Carol Burnett plays Martha, a lonely rich widow, and her daughter Carrie Hamilton plays Bonnie, a surly escaped convict, in the CBS Sunday night movie "Hostage," at 9 on Channel 9.

"What did you do?" the widow asks the convict soon after they meet. "Go to hell," says the girl.

Martha: "How old are you?"

Bonnie: "Shut up!"

The two of them don't exactly hit it off. And soon they are hitting each other, during a big slugfest in the widow's garage. Bonnie-Carrie delivers one heckuva haymaker to Martha-Carol's jaw. Pow! At this point the film is merely embarrassing and ludicrous.

But there are several more brutal beatings to come, and director Peter Levin dwells on them lovingly, so that the film stops being dreadful and starts being offensive. It's a real crowd-punisher, ugly and distasteful, and a very odd choice by Burnett as her first costarring film with her not-recognizably-talented daughter. Hamilton looks like one of the lost boys after a particularly lost weekend.

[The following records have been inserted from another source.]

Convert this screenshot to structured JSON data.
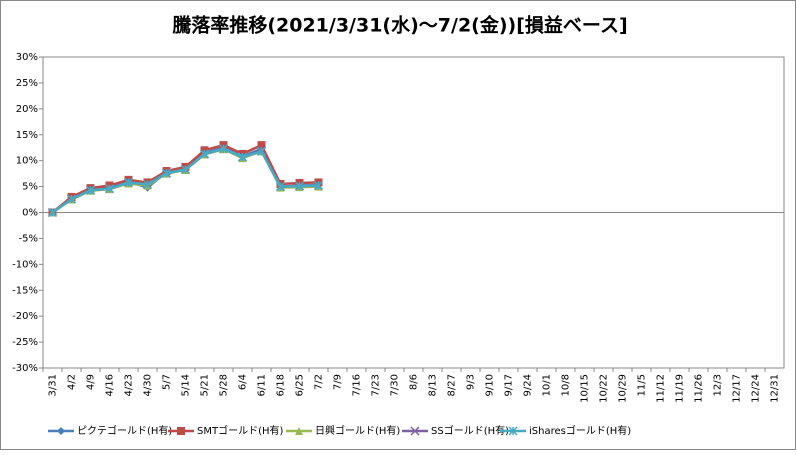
{
  "chart_data": {
    "type": "line",
    "title": "騰落率推移(2021/3/31(水)～7/2(金))[損益ベース]",
    "categories": [
      "3/31",
      "4/2",
      "4/9",
      "4/16",
      "4/23",
      "4/30",
      "5/7",
      "5/14",
      "5/21",
      "5/28",
      "6/4",
      "6/11",
      "6/18",
      "6/25",
      "7/2",
      "7/9",
      "7/16",
      "7/23",
      "7/30",
      "8/6",
      "8/13",
      "8/27",
      "9/3",
      "9/10",
      "9/17",
      "9/24",
      "10/1",
      "10/8",
      "10/15",
      "10/22",
      "10/29",
      "11/5",
      "11/12",
      "11/19",
      "11/26",
      "12/3",
      "12/17",
      "12/24",
      "12/31"
    ],
    "series": [
      {
        "name": "ピクテゴールド(H有)",
        "color": "#4a7ebb",
        "marker": "diamond",
        "values": [
          0,
          2.8,
          4.5,
          4.8,
          6.0,
          4.8,
          7.8,
          8.5,
          11.5,
          12.5,
          10.8,
          12.3,
          5.0,
          5.2,
          5.3,
          null,
          null,
          null,
          null,
          null,
          null,
          null,
          null,
          null,
          null,
          null,
          null,
          null,
          null,
          null,
          null,
          null,
          null,
          null,
          null,
          null,
          null,
          null,
          null
        ]
      },
      {
        "name": "SMTゴールド(H有)",
        "color": "#be4b48",
        "marker": "square",
        "values": [
          0,
          3.0,
          4.7,
          5.2,
          6.3,
          5.8,
          8.0,
          8.8,
          12.0,
          13.0,
          11.3,
          13.0,
          5.5,
          5.7,
          5.8,
          null,
          null,
          null,
          null,
          null,
          null,
          null,
          null,
          null,
          null,
          null,
          null,
          null,
          null,
          null,
          null,
          null,
          null,
          null,
          null,
          null,
          null,
          null,
          null
        ]
      },
      {
        "name": "日興ゴールド(H有)",
        "color": "#98b954",
        "marker": "triangle",
        "values": [
          0,
          2.5,
          4.2,
          4.5,
          5.6,
          5.2,
          7.5,
          8.2,
          11.2,
          12.2,
          10.5,
          11.8,
          4.8,
          4.9,
          5.0,
          null,
          null,
          null,
          null,
          null,
          null,
          null,
          null,
          null,
          null,
          null,
          null,
          null,
          null,
          null,
          null,
          null,
          null,
          null,
          null,
          null,
          null,
          null,
          null
        ]
      },
      {
        "name": "SSゴールド(H有)",
        "color": "#7d60a0",
        "marker": "x",
        "values": [
          0,
          2.6,
          4.3,
          4.6,
          5.8,
          5.4,
          7.6,
          8.3,
          11.3,
          12.3,
          10.7,
          12.0,
          5.0,
          5.1,
          5.2,
          null,
          null,
          null,
          null,
          null,
          null,
          null,
          null,
          null,
          null,
          null,
          null,
          null,
          null,
          null,
          null,
          null,
          null,
          null,
          null,
          null,
          null,
          null,
          null
        ]
      },
      {
        "name": "iSharesゴールド(H有)",
        "color": "#46aac5",
        "marker": "star",
        "values": [
          0,
          2.6,
          4.3,
          4.6,
          5.8,
          5.4,
          7.6,
          8.3,
          11.3,
          12.3,
          10.7,
          11.8,
          5.0,
          5.1,
          5.2,
          null,
          null,
          null,
          null,
          null,
          null,
          null,
          null,
          null,
          null,
          null,
          null,
          null,
          null,
          null,
          null,
          null,
          null,
          null,
          null,
          null,
          null,
          null,
          null
        ]
      }
    ],
    "ylim": [
      -30,
      30
    ],
    "yticks": [
      {
        "value": -30,
        "label": "-30%"
      },
      {
        "value": -25,
        "label": "-25%"
      },
      {
        "value": -20,
        "label": "-20%"
      },
      {
        "value": -15,
        "label": "-15%"
      },
      {
        "value": -10,
        "label": "-10%"
      },
      {
        "value": -5,
        "label": "-5%"
      },
      {
        "value": 0,
        "label": "0%"
      },
      {
        "value": 5,
        "label": "5%"
      },
      {
        "value": 10,
        "label": "10%"
      },
      {
        "value": 15,
        "label": "15%"
      },
      {
        "value": 20,
        "label": "20%"
      },
      {
        "value": 25,
        "label": "25%"
      },
      {
        "value": 30,
        "label": "30%"
      }
    ],
    "grid": false,
    "legend": "bottom"
  }
}
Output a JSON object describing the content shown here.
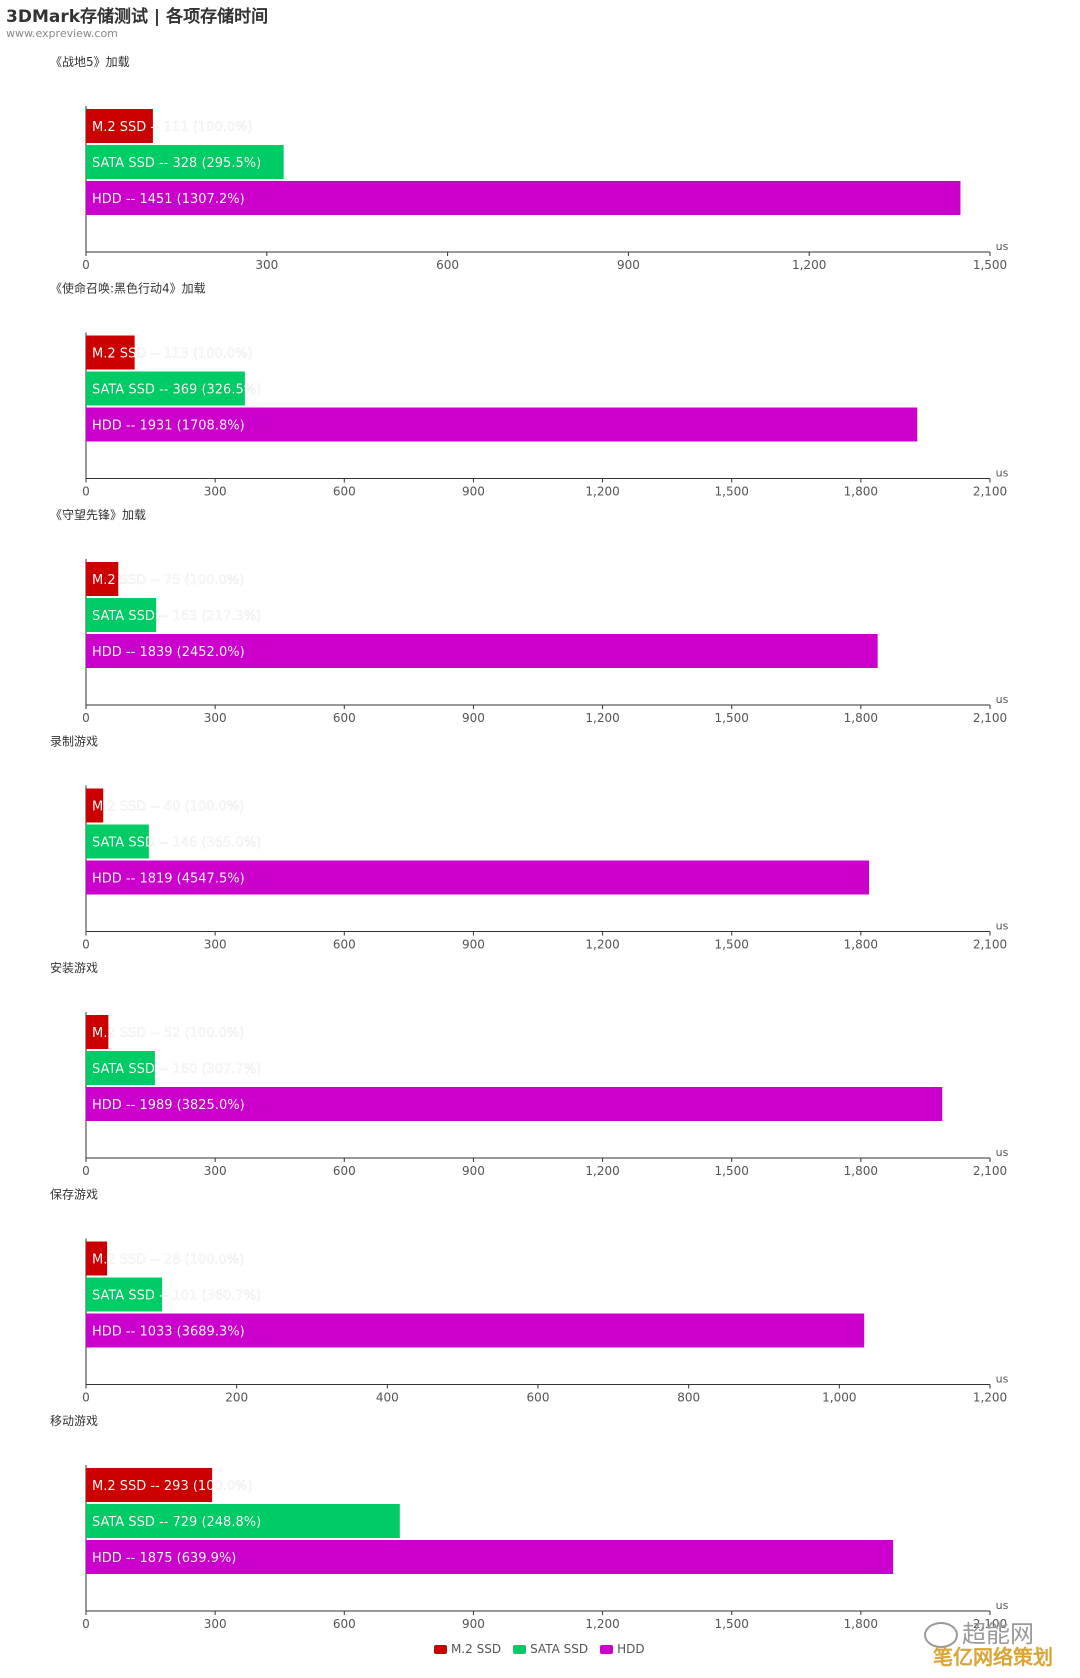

Stephen H. Foreman wrote this tripe, in which the germ of an idea -- Martha, taken hostage, develops maternal, protective feelings for the girl -- is trashed up with gratuitous violence. The screenplay is gimmicked further with the menacing character of Bonnie's father, a sadistic molester who whacks her around even on city streets.

Hostage and hostage-taker separate and reconnoiter through implausible circumstances. Finally, and understandably, Martha asks, "How are we going to get this whole thing over with?" One does indeed wonder. It won't be a moment too soon, because it is already several moments too late.

CBS didn't buy this movie from an independent supplier; it's a CBS Entertainment production, and thus even more of a network black eye than it might have been. The acting is uniformly poor with two exceptions. As the girl's father, Leon Russom is especially terrible, and as her mother, a poor lady who lives in a shack, Priscilla Smith achieves a genuine, mournful verisimilitude. Her last line in the film is beautifully read. And what a relief it is to get to anybody's last line in a film as wretched as this one.